Once you have latest code with you and start making changes, but need to discard your changes and replace them with the ones on the repo, git can either checkout the individual file again and thereby replace the local copy, or fetch everything from the origin branch and revert all local changes in one go. Be careful when using these options.
So far so good. Feel like a Git Pro already? Things can be confusing, so I made myself some easy to follow charts outlining different git commands that I’d use when working on different scenarios in a project. Apart from the usual commit and reverting of changes, we also have to deal with branching and merging and pushing code to public repo. These small (hastily made) charts will help keep things in perspective. A picture does speak more than a thousand words.
Simple git Initialization
Clone a project and work on it
Revert some local changes
Basic branch and merge
Tag version of the project
In course of learning new things about Git, I stumbled upon some excellent reference materials which are worth mentioning here. Further study of these resources will help gain a better understanding of Git.
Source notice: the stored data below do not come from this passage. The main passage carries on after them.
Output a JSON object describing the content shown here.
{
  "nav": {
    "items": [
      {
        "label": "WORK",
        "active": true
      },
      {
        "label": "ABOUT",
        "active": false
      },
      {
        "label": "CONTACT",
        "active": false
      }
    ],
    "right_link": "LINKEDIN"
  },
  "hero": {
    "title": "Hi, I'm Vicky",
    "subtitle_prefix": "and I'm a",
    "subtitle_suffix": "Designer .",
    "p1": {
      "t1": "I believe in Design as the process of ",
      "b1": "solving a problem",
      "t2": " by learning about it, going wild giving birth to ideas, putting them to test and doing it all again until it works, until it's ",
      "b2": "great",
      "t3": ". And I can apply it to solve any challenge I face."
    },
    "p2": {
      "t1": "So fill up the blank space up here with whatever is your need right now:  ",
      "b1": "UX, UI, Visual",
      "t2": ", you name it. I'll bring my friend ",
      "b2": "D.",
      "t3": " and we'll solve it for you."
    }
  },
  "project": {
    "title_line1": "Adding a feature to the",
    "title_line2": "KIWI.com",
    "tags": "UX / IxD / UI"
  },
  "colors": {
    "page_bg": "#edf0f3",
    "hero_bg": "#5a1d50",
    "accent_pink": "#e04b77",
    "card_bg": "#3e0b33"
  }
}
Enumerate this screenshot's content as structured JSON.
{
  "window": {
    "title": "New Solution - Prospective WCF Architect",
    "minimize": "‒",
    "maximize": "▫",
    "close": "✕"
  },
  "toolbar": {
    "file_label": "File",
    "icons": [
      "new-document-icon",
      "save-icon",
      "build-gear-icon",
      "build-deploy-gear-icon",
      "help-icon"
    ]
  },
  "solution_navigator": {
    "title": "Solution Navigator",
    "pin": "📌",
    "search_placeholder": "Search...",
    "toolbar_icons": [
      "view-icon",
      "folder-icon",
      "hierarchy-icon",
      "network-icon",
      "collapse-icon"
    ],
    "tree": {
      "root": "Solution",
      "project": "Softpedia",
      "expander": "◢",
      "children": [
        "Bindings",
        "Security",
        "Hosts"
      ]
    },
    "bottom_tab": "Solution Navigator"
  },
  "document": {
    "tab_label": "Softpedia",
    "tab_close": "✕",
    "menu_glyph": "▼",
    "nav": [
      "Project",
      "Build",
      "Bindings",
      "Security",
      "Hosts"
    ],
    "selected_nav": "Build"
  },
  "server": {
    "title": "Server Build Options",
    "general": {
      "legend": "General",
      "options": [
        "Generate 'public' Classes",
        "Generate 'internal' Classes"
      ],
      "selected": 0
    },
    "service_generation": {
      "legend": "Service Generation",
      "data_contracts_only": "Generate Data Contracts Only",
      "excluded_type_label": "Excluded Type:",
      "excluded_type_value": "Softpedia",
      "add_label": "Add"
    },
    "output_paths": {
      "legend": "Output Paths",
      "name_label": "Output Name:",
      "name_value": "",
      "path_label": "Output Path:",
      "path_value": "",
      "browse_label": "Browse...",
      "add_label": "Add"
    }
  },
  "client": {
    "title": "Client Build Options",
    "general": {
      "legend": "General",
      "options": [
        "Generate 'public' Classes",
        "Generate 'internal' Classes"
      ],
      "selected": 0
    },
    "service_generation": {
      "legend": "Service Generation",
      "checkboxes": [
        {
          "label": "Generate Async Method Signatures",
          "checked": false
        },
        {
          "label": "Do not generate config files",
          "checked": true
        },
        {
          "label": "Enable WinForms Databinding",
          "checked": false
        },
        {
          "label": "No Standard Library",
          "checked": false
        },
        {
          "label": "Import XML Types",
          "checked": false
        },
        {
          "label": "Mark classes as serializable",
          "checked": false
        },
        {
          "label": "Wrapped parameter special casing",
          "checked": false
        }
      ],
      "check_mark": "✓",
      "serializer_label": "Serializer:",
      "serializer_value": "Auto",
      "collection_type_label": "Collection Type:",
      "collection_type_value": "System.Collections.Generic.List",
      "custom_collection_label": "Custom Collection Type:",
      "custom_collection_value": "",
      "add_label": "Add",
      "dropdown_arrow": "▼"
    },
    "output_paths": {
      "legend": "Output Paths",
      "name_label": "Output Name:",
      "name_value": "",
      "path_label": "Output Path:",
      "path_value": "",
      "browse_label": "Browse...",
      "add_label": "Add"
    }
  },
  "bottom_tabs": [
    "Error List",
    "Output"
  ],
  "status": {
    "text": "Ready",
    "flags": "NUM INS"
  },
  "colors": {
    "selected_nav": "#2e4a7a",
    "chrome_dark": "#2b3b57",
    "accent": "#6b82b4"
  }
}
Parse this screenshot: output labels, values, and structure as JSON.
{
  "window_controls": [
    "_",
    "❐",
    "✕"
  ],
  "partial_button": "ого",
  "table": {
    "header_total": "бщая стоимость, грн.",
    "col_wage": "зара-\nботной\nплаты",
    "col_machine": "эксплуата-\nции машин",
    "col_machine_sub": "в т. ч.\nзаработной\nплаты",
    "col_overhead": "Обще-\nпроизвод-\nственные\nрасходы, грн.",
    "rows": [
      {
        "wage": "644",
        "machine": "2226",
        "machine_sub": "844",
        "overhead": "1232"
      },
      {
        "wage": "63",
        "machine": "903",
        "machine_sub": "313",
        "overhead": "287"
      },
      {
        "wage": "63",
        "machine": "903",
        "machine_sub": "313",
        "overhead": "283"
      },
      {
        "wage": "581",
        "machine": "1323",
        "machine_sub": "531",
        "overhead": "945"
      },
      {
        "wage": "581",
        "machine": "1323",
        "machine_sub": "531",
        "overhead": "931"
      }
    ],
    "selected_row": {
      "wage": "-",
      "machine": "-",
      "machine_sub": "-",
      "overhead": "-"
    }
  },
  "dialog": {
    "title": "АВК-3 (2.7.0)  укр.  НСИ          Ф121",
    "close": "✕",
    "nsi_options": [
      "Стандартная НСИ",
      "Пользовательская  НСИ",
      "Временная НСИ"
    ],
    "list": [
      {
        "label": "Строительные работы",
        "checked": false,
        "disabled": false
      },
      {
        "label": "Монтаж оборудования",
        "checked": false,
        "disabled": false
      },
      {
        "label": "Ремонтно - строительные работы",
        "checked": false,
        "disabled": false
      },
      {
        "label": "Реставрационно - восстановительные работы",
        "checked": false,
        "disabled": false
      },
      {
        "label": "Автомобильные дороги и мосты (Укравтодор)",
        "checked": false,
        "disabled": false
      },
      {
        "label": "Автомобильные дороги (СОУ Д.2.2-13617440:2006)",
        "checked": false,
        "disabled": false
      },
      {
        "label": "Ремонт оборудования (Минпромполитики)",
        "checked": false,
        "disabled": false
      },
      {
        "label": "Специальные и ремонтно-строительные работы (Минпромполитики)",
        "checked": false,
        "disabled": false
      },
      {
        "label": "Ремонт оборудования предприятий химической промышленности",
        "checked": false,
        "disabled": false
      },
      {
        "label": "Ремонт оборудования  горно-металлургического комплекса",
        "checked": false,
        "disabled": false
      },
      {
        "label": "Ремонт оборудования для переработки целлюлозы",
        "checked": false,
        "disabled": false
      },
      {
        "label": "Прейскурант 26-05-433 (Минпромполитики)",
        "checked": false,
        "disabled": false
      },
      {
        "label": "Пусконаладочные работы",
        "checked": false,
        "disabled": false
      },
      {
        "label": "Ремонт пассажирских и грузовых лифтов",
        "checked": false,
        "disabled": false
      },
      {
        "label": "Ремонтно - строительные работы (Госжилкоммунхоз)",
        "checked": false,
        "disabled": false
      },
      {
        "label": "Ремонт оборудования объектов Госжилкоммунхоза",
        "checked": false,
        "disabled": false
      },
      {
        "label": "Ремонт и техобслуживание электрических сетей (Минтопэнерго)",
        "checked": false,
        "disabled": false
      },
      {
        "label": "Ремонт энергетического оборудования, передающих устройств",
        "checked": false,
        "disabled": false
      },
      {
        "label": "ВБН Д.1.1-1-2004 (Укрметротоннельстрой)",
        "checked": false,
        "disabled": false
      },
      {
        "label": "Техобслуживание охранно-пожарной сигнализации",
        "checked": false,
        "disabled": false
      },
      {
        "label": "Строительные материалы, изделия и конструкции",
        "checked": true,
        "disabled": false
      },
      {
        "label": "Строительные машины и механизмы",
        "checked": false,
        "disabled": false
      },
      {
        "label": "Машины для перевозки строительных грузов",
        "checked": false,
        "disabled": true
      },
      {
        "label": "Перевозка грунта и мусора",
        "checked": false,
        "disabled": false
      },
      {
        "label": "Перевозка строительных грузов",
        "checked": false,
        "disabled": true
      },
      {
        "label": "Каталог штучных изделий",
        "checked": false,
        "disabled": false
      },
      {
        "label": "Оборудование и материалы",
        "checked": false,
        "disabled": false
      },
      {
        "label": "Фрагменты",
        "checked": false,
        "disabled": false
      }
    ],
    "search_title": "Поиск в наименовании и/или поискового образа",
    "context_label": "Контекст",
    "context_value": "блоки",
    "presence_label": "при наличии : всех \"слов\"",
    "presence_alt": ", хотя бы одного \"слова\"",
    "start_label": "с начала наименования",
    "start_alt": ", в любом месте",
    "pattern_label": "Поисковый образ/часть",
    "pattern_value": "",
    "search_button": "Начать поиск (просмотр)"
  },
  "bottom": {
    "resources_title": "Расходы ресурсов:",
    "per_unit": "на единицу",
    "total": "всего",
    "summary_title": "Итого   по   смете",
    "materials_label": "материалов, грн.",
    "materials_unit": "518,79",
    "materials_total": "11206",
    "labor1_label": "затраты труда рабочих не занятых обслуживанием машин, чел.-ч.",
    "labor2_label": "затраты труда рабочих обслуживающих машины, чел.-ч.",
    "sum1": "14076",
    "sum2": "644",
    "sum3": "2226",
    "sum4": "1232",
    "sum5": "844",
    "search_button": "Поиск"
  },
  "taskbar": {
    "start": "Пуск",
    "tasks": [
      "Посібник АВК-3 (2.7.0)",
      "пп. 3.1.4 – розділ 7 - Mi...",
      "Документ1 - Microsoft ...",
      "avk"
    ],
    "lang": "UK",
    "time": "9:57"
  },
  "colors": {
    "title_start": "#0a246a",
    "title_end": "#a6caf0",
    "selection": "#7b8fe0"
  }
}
The book “Pro Git” is definitely on my reading list.
1) http://rogerdudler.github.io/git-guide/ – A much better guide than this article
2) http://gitref.org/ – A good reference guide by the GitHub team
3) http://git-scm.com/book/en/v2 – The Pro Git book
There are couple UI tools to work with git as well. I havent started using those yet, as I still need to make myself comfortable with git command line. Maybe a post for Git UI clients can soon follow. For now, hope this quick guide to Git helps understand the concepts and basic usage!